Die Innenstadt ist verkehrsberuhigt. Das Befahren ist nur gegen Gebühr erlaubt.

“Trotz seiner historischen Prägung hat sich Franzensbad nie überholt. Im Gegenteil: In einer Zeit, in der viele Menschen unter dem Druck der Leistungsgesellschaft leiden, gewinnt die Idee des bewussten Rückzugs erneut an Bedeutung.
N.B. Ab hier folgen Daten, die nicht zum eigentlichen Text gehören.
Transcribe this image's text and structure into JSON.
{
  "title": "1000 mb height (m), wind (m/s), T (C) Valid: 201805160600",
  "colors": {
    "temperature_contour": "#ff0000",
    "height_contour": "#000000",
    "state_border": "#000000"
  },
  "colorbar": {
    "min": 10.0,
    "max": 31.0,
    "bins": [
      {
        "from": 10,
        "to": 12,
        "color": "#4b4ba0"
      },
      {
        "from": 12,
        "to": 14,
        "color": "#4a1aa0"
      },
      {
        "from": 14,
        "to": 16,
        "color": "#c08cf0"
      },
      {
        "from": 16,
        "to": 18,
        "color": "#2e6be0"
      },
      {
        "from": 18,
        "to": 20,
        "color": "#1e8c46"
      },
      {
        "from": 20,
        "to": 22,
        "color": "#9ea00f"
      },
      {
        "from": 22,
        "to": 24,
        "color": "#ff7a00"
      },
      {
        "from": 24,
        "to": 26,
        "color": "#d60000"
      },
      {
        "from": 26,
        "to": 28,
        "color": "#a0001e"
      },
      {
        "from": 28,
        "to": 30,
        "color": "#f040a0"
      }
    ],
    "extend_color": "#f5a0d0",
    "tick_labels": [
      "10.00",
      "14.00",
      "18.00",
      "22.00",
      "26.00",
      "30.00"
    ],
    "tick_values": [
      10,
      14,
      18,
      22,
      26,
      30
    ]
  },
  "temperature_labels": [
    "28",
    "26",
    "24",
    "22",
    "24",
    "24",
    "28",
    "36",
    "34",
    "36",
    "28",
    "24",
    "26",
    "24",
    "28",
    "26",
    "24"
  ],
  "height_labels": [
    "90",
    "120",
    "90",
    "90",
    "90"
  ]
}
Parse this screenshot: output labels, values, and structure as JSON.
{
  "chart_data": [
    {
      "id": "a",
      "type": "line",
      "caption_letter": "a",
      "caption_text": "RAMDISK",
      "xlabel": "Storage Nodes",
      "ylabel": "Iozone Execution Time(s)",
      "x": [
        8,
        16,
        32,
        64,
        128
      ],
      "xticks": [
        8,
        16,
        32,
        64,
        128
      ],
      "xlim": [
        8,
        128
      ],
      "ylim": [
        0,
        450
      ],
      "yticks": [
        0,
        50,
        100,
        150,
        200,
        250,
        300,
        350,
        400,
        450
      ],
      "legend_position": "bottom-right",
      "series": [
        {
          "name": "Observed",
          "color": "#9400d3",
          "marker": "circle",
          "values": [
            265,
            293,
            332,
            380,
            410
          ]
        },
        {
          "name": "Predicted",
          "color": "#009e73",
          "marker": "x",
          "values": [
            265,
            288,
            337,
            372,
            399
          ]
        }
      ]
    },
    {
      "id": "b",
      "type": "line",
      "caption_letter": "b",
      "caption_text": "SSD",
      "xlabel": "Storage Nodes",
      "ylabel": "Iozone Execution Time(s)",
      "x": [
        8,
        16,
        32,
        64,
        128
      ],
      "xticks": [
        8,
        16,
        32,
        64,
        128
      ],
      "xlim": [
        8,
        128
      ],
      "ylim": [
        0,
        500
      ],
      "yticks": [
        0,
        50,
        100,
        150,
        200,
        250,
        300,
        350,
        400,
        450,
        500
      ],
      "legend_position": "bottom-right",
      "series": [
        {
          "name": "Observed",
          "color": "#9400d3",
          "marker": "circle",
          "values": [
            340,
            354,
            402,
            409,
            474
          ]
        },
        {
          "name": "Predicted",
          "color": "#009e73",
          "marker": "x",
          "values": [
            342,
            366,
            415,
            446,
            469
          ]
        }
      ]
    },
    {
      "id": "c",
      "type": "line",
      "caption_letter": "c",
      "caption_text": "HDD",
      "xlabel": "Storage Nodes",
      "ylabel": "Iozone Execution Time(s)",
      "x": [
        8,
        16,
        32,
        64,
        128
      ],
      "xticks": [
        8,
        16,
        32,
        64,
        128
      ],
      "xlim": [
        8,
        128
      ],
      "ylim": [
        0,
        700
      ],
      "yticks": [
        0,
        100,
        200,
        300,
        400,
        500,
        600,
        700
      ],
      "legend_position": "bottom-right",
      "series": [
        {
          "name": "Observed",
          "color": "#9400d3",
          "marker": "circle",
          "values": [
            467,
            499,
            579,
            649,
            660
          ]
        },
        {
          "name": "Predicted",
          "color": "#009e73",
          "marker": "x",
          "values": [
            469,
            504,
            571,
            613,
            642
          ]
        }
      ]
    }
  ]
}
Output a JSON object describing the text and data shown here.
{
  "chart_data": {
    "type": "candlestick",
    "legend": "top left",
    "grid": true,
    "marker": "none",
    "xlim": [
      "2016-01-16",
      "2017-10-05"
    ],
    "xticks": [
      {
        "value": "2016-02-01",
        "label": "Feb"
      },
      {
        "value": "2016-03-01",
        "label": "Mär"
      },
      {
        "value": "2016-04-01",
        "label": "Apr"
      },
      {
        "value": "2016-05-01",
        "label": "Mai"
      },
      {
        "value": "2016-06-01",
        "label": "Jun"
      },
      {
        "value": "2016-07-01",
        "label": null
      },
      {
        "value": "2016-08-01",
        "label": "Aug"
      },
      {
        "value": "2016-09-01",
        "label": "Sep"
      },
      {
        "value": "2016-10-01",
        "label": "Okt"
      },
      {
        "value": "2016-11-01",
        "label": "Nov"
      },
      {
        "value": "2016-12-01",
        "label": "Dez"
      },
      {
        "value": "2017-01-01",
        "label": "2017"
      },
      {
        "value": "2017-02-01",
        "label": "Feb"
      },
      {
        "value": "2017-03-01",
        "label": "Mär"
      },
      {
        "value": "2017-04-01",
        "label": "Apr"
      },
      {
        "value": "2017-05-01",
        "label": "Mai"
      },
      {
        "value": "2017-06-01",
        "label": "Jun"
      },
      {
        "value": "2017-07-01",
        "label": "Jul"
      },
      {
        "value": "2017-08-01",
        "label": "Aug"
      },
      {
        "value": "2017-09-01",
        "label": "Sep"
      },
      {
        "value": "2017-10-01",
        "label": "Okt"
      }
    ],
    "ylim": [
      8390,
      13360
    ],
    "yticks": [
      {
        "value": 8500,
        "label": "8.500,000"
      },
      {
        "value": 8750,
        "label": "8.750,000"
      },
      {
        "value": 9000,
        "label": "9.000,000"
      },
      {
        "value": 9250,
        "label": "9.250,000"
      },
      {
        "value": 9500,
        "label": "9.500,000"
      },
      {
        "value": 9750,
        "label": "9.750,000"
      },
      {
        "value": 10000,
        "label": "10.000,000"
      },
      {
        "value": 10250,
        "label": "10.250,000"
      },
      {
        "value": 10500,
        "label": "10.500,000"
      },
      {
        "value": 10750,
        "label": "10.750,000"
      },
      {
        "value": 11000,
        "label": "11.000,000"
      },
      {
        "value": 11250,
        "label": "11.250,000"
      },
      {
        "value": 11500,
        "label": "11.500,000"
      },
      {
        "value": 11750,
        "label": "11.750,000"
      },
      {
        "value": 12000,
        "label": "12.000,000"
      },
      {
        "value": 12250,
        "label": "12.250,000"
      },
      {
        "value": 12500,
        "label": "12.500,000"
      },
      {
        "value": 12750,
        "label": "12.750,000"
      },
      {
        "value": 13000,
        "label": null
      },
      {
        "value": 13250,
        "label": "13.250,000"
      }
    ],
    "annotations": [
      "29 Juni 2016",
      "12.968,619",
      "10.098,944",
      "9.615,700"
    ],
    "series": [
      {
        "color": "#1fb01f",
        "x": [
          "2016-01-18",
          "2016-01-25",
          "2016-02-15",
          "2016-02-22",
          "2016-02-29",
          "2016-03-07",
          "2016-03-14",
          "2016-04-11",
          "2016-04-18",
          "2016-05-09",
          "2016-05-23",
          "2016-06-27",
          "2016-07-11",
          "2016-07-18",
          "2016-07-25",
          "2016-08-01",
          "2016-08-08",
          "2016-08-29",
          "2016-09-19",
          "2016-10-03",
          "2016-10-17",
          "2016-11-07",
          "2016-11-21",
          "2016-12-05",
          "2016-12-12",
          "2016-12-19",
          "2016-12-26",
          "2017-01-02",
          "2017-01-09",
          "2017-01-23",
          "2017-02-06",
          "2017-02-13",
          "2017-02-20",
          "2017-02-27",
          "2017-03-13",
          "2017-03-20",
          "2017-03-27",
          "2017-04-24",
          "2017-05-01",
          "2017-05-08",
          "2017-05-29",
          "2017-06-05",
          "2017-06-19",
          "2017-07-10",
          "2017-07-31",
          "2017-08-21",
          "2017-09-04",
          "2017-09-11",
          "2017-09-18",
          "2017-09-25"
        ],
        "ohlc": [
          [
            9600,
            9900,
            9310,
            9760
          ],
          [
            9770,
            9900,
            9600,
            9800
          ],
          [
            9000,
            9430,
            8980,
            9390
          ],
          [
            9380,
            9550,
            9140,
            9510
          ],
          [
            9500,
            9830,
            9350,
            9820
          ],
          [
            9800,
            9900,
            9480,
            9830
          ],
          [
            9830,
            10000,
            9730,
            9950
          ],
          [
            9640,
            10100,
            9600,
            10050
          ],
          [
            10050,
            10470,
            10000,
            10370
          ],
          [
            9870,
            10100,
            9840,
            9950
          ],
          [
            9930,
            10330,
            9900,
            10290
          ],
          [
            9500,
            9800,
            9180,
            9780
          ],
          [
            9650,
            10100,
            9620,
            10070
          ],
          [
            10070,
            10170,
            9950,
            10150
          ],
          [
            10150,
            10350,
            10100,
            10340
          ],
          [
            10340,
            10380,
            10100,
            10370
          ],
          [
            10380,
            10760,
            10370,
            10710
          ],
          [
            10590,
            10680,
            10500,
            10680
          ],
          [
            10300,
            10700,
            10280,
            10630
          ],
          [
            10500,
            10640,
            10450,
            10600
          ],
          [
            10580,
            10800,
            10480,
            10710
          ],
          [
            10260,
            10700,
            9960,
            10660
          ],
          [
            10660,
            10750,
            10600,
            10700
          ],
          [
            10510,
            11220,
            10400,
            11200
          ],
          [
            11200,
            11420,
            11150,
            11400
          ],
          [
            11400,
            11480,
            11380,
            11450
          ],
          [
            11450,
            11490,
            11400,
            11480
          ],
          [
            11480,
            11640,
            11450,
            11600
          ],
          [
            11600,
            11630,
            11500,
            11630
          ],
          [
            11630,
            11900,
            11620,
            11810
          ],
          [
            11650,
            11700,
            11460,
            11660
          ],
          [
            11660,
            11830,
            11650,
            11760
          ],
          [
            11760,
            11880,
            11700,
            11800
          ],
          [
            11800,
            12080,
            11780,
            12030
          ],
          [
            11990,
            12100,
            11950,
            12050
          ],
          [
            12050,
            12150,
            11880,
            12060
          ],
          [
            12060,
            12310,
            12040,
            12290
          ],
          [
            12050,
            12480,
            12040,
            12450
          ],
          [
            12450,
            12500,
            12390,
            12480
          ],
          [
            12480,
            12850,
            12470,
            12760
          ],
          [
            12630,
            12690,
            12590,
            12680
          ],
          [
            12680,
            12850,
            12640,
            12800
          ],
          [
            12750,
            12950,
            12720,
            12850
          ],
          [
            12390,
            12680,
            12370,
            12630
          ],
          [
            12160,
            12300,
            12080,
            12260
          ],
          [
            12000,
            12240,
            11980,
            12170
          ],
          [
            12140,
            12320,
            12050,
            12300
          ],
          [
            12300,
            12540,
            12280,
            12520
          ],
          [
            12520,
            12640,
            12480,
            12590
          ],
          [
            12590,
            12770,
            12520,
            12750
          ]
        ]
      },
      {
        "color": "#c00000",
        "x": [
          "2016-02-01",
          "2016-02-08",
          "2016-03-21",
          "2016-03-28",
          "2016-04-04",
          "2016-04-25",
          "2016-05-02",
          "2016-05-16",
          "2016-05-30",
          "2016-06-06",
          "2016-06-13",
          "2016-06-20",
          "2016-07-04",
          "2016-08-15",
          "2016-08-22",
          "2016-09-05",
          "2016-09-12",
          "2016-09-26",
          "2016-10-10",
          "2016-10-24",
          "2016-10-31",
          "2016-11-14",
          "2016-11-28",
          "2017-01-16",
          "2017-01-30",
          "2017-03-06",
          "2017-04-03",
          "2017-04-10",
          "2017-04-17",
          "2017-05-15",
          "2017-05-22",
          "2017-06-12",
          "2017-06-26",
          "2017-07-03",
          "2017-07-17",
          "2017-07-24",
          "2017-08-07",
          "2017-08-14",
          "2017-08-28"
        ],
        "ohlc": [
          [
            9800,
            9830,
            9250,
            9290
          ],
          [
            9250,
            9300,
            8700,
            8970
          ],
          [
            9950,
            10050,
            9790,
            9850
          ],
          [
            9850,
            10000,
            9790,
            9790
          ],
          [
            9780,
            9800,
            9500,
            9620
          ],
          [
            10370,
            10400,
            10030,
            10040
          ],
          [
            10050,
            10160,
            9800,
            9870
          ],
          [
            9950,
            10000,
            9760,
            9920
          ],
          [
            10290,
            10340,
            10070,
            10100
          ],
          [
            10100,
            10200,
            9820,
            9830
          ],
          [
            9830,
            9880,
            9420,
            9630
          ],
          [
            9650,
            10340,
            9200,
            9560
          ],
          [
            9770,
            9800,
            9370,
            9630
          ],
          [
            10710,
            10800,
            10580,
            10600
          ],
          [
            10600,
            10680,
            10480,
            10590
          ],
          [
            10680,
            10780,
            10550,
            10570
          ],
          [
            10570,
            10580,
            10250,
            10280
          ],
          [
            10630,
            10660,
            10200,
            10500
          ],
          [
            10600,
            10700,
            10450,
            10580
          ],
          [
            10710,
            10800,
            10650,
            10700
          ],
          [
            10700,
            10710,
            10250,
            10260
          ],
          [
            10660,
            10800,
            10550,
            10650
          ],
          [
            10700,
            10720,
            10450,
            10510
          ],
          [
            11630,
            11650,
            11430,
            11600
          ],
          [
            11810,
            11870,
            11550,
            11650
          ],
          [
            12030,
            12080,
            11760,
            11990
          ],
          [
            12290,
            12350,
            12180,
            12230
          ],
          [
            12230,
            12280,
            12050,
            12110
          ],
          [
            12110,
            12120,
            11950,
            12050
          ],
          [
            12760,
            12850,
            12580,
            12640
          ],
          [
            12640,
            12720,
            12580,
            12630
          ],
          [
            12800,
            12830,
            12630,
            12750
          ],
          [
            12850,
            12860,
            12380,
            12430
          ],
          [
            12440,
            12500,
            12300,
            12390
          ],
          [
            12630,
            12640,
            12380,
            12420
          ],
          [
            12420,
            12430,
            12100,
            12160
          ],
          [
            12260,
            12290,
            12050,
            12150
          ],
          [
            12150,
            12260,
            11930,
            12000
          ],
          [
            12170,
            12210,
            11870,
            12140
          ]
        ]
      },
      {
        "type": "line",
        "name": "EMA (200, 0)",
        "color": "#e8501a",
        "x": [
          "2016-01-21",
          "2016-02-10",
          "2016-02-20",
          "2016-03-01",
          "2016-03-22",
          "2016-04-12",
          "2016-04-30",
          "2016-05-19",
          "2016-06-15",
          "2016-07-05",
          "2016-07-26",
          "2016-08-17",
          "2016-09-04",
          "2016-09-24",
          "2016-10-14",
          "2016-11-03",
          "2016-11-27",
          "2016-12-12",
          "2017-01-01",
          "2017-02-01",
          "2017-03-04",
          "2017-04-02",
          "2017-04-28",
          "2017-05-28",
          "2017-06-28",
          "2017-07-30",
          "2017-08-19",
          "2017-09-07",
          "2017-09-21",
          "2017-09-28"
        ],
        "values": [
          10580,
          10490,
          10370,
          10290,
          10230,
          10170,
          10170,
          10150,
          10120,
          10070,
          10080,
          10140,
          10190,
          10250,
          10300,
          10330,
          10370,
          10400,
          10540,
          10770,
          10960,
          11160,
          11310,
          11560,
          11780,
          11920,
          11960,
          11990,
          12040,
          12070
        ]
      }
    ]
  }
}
Franzensbad bietet genau das – keine Reizüberflutung, keine Hektik, sondern stille Wege, gesunde Luft und therapeutische Kompetenz.”
Hier übertreibt die Werbung. Wer als Kurgast hierherkommt, hat die Leistungsgesellschaft schon lange hinter sich gelassen.

Dieser alte Kasten ist noch zu haben. Ein paar Millionen Euro Sanierungskosten – und schon kann das fröhliche Geldverdienen losgehen. Vorteil: Man muss hier niemanden “herauskündigen”, weil unbewohnt.
Wir selbst bevorzugten ein kleines Schlösschen.



Hätten wir den Termin für unseren Besuch selbst bestimmen können, dann hätten wir wohl eher nächstes Wochenende vorbeigeschaut. Denn dann beginnt die offizielle Kursaison mit einem großen Fest. Wer also nichts vorhat, sollte am Freitag und Samstag in Franzensbad sein.